The men present glanced at each other, pretending to know nothing.
"What've I ever done to you? When did I do you wrong? To make you do this to me?" He made a face and stamped his foot in genuine anger.
The raincoat thieves quickly slipped away in alarm.
Uncle Luo threw away his coat and huffed and puffed his way back home. Anxious to make peace, Fucha washed the coat in the pond. But the coat never again reappeared on the old village head's back-people said he'd burned it immediately.
No one dared play another joke like this on him. If you invited him to dinner, there could never be any female guests at the table, nor any women's clothes drying nearby. And when arranging his work assignments, you had to be careful not to send women off with him. Once, Benyi sent him off on the tractor to the county seat to buy some cotton flower seeds, a trip that took him a whole two days; when he got back, he said when he'd set out his leg had suddenly started to hurt, but he hadn't been in time to catch the tractor and had had to go on foot, so he'd lost a day. It was only afterwards, when villagers happened to bump into the tractor driver in the commune, that they discovered he had been in time to catch the tractor, but just because there were a few women catching a lift on the vehicle he'd absolutely refused to get on, insisting that he preferred to walk by himself. There was no one to blame but himself.
He walked very slowly: the thirty li from the county seat back to Maqiao took him a whole day. And not only that: he did everything slowly, nothing rashly, as if he knew full well there were days beyond days, and also days beyond the days beyond the days, there was no need to shit your breakfast as soon as you'd got it down. The young men all liked to work with him, as he'd make the day fairly relaxed, not overly pressured. One day, the young men went with him to Tianzi Peak to repair the aqueduct over the mountains. The weather was terribly cold that day and an ice crust had frozen over the ground; even though everyone's feet were tied up with grass rope, they still slipped at every step, and at every fall, wails and laughter rose and fell in waves. By the time everyone arrived at the construction site, they were all dreading the work ahead of them, and seeing as even the cadres hadn't arrived and Uncle Luo was the only person who had any speech rights to speak of, they begged him to agree to let everyone wait a while, at least until the sun had come up and melted the ice, before starting work. His drowsy eyes full of sleep, Uncle Luo dug his tobacco out of his cloth bag saying: "Who's to say otherwise? Dragging everyone out from under their quilts on such a cold day, as if you were going to bury your nearest and dearest…" Whatever he was saying wasn't all that clear, but everyone caught what he meant. A roar of delight went up, then everyone dispersed, each looking for a corner to hide from the wind and warm himself up. Uncle Luo had searched out from who-knew-where a few withered, fallen leaves and had squatted down around a mounded fire, winning himself several jostling companions.

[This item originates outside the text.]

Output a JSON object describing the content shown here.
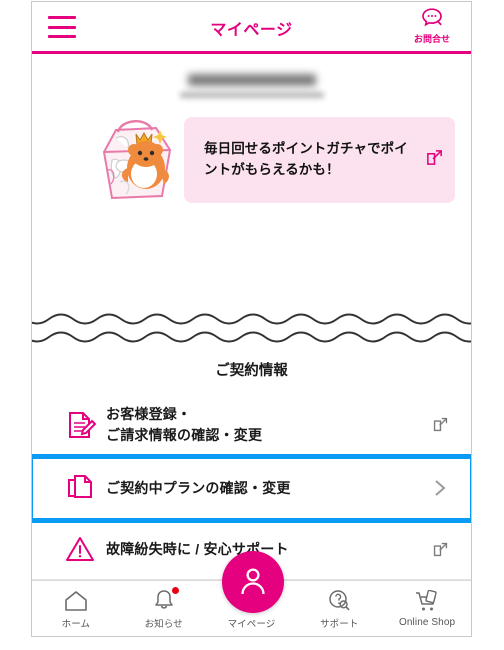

"Maybe you'd like to bring over a couple of baskets of charcoal, eh? Set up a few stoves, eh?" Benyi cleared his throat before producing these two enigmatic conversational gambits: everyone jumped with fright. No one knew where he'd popped up from, wielding a bamboo measuring pole.
Uncle Luo, his eyelids stuck up with sleepy dust, remained sedate: "The road's too slippery to stand up on, how d'you get that pole here? Didn't you see? Even the dogs won't go out on a day like this."
That's right, that's right, everyone else seconded him.
"Well, that's great!" Benyi gave a cold laugh, "So I came here to supervise your sleeping: Party members and People's Militia can take the lead sleeping, poor and lower-middle peasants can overcome hardships sleeping, you can all sleep everything into its fundamentals. D'you all know what sleep is?"